Wednesday, 07 July 2010 14:02 Phanida
Chiang Mai (Mizzima) – Burmese publications from next week will not be required to print military junta propaganda, according to editors and the state censor yesterday.
The regime was apparently responding to growing criticisms against tighter censorship rules on news and articles related to political parties in the run-up to this year’s elections, the first to be held in the country in 20 years.
But the Press Scrutiny and Registration Division, the state censorship board, also warned local media with the proviso that it was mandatory to print such materials when occasional “instructions” were given.
“Policy articles appear daily in newspapers. They [the censors] chose one that appeared last week and ordered us to reprint it, but there are no such articles propagating government policy in journals published this week,” an editor of a weekly journal said.
When contacted by Mizzima, a board official in Bahan Township, Rangoon, said, “They [publishers] don’t need to reprint them [junta-sponsored articles] weekly but they do have to print them again when higher authorities instruct them to do so.”

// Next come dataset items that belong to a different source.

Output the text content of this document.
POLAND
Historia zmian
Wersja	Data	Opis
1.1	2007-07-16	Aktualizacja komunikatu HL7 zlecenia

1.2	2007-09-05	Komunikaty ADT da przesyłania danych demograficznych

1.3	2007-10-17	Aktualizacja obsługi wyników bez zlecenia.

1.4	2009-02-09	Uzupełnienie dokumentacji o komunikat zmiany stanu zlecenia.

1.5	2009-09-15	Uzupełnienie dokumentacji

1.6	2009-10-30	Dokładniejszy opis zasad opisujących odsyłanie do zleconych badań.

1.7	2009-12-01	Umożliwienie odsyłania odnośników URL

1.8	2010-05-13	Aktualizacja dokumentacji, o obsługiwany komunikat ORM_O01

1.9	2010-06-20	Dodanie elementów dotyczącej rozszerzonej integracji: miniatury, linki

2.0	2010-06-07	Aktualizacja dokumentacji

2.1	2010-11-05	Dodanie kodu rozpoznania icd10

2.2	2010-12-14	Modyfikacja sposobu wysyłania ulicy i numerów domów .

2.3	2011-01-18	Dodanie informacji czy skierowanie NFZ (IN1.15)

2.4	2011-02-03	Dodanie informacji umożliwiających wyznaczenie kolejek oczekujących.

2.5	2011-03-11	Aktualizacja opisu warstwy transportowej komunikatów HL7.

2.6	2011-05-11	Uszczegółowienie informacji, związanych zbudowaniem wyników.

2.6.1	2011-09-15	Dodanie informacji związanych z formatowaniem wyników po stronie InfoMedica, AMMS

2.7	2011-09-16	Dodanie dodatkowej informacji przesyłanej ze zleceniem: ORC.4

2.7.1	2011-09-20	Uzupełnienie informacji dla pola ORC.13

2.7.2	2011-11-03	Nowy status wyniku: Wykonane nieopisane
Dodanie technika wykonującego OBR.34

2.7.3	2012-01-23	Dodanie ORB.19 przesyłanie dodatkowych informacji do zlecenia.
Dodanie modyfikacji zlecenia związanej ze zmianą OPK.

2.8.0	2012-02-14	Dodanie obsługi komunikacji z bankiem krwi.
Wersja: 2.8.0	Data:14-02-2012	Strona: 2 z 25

In Burmese media circles these pro-junta articles that make malicious attacks on opposition groups and parties are known as “policy articles”. They are written by pro-junta writers under various pseudonyms and are sent to private media outlets by the Information Ministry for reprint in their publications.
The state censor frequently takes action against outlets that fail to abide by its orders and some are issued with warnings.
In the past, the board’s four censorship teams comprising three members each have scrutinised draft copies of news and articles presented to them by local media. The system changed recently to use of a single censor team of 12 members.
Censorship had tightened even further since naval officer Lieutenant Colonel Myo Myint Maung was appointed as the board’s deputy director, to relieve current director Major Tint Swe, local journalists said.
The first issue of the weekly journal Pyithu Khit (People’s Age), published and distributed yesterday, experienced extensive cuts by the board’s team.
“Pyithu Khit suffered a lot of censorship. I bought a copy and not only the interview with me but none of the other interviews with politicians appeared in it”, Nay Myo Wei, leader of the Diversity and Peace Party, which plans to contest in the upcoming election, said yesterday. “We see media freedom as the highest value in society. This is our determination.”